Invited Paper Session Abstracts - Frontiers in Differential Equations and Applications

Maximal Total Population of Species in a Diffusive Logistic Model

8:00 a.m. - 8:20 a.m.
Chiu-Yen Kao, Claremont Mckenna College

We investigate the maximization of the total population of a single species which is governed by a stationary diffusive logistic equation with a fixed amount of resources. For large diffusivity, qualitative properties of the maximizers like symmetry will be addressed. Our results are in line with previous findings which assert that for large diffusion, concentrated resources are favorable for maximizing the total population. Then, an optimality condition for the maximizer is derived based upon rearrangement theory. We develop an efficient numerical algorithm applicable to domains with different geometries in order to compute the maximizer. It is established that the algorithm is convergent. Our numerical simulations give a real insight into the qualitative properties of the maximizer and also lead us to some conjectures about the maximizer.

Modeling Microtubule Assembly and Polarity in Neurons

8:30 a.m. - 8:50 a.m.
Anna C. Nelson, Duke University

The microtubule cytoskeleton is responsible for sustained, long-range intracellular transport of cellular cargo in neurons. However, microtubules must also be dynamic and rearrange their orientation, or polarity, in response to injuries. While mechanisms that control the minus-end out microtubule orientation in Drosophila dendrites have been identified experimentally, it is unknown how these mechanisms maintain both dynamic rearrangement and sustained, long-term function. To better understand these mechanisms, we introduce a spatially-explicit mathematical model of dendritic microtubule growth dynamics using parameters informed by experimental data. We explore several hypotheses of microtubule growth using both a stochastic model and a continuous ordinary differential equation model. Using fluorescence microscopy experimental data, we validate mechanisms such as limited tubulin availability and catastrophe events that depend on microtubule length. By incorporating biological data, our modeling framework can uncover the impact of various mechanisms on the collective dynamics and polarity of microtubules in Drosophila dendrites.

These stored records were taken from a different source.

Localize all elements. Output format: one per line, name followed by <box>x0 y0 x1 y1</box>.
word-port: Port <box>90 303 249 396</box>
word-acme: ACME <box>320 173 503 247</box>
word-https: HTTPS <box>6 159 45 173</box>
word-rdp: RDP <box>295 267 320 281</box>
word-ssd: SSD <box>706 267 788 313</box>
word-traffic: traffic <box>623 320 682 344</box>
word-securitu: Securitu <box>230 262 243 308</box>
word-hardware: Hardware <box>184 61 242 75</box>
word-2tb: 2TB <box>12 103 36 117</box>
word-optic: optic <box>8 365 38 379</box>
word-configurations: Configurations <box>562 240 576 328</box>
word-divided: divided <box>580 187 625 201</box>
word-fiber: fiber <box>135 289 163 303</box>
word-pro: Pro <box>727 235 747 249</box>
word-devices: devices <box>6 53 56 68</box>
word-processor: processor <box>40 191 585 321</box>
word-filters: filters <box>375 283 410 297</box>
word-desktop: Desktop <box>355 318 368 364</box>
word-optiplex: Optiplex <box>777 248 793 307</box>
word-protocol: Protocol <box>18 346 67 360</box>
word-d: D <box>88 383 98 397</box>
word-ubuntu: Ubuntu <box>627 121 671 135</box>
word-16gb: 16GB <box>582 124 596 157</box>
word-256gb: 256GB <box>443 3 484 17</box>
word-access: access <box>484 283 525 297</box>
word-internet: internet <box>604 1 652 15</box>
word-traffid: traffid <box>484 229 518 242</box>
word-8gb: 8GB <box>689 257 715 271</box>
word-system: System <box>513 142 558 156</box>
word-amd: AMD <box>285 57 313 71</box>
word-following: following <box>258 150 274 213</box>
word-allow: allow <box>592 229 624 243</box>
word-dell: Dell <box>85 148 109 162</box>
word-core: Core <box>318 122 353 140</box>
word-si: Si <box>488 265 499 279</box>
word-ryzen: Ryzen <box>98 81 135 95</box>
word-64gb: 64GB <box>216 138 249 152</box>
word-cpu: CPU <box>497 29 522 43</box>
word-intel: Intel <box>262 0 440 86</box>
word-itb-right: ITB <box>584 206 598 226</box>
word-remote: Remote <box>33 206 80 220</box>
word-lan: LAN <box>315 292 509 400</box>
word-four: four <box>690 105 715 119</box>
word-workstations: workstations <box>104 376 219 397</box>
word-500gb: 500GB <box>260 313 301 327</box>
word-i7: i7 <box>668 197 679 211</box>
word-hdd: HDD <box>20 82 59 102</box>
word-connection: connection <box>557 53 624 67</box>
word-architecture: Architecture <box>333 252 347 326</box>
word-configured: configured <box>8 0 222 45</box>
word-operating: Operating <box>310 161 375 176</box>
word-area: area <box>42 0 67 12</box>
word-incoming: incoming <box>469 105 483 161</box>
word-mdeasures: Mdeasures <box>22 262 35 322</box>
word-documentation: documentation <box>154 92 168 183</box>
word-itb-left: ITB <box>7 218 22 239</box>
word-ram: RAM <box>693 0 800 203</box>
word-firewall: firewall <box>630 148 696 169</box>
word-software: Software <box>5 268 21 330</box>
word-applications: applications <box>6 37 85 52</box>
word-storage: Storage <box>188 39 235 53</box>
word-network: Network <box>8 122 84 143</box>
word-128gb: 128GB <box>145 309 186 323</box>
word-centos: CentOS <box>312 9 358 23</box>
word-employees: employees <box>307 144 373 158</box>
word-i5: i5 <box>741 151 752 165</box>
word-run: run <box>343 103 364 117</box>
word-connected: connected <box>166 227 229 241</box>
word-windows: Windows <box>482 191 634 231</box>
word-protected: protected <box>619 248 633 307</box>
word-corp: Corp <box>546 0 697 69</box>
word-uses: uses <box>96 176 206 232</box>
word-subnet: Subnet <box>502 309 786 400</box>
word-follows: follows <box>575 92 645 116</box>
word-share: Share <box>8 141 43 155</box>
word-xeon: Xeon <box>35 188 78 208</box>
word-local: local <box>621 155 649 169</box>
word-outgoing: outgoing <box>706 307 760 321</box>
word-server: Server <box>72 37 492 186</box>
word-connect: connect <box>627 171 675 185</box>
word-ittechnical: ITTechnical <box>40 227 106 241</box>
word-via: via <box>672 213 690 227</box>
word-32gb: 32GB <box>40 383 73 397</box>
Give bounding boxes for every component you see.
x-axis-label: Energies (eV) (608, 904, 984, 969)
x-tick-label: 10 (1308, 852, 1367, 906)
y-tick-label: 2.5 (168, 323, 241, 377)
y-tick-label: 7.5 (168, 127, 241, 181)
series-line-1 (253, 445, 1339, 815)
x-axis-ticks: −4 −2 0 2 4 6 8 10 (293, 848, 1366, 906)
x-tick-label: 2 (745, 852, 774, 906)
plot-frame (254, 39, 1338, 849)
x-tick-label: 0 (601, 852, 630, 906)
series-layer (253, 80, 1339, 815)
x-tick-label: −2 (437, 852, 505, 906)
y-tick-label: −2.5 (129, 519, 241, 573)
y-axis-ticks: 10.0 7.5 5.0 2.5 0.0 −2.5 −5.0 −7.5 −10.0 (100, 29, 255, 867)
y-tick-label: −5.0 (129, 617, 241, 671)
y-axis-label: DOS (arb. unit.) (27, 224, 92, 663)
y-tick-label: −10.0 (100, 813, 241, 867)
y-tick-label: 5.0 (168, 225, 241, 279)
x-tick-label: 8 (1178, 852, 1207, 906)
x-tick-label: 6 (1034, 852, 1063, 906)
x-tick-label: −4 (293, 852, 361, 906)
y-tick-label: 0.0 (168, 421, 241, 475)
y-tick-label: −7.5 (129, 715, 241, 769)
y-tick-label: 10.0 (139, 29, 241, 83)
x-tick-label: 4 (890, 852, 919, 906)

Homogenization of Nonlinear Deformable Dielectrics

9:00 a.m. - 9:20 a.m.
Thuyen Dang, University of Chicago

In this talk, I will present the rigorous periodic homogenization for a weakly coupled electro-elastic system of a nonlinear electrostatic equation with an elastic equation enriched with electrostriction. Such coupling is employed to describe deformable (elastic) dielectrics. It is shown that the effective response of the system consists of a homogeneous deformable dielectric described by a nonlinear coupled system of PDEs whose coefficients depend on the coefficients of the original heterogeneous material and geometry of the composite and periodicity of the original microstructure. A classical corrector result for the homogenization of monotone operators is improved, and two Lp–gradient estimates for elastic systems with discontinuous coefficients are also shown.

Computation of Free Boundary Minimal Surfaces via Extremal Steklov Eigenvalue

9:30 a.m. - 9:50 a.m.
Braxton Osting, University of Utah

Recently A. Fraser and R. Schoen showed that the solution of a certain extremal Steklov eigenvalue problem on a compact surface with boundary can be used to generate a free boundary minimal surface, i.e., a surface contained in the ball that has (i) zero mean curvature and (ii) meets the boundary of the ball orthogonally. In this talk, I’ll discuss recent work on numerical methods that use this connection to realize free boundary minimal surfaces. Namely, on a compact surface, Σ, with genus γ and b boundary components, we maximize σj (Σ, g) L(∂Σ, g) over a class of smooth metrics, g, where σj(Σ,g) is the j-th nonzero Steklov eigenvalue and L(∂Σ,g) is the length of ∂Σ. Our numerical method involves (i) using conformal uniformization of multiply connected domains to avoid explicit parameterization for the class of metrics, (ii) accurately solving a boundary-weighted Steklov eigenvalue problem in multi-connected domains, and (iii) developing gradient-based optimization methods for this non-smooth eigenvalue optimization problem. The corresponding eigenfunctions generate a free boundary minimal surface, which we describe. This is joint work with Chiu-Yen Kao and Èdouard Oudet.

Analyticity of Steklov Eigenvalues of Nearly-Hyperspherical Domains in Rd+1

10:00 a.m. - 10:20 a.m.
Chee Han Tan, Wake Forest University

We consider the Dirichlet-to-Neumann operator (DNO) on nearly-hyperspherical domains in dimension greater than 3. Treating such domains as perturbations of the ball, we prove the analytic dependence of the DNO on the shape perturbation pa- rameter for fixed perturbation functions. Consequently, we conclude that the Steklov eigenvalues are analytic in the shape perturbation parameter as well. This is joint work with Robert Viator.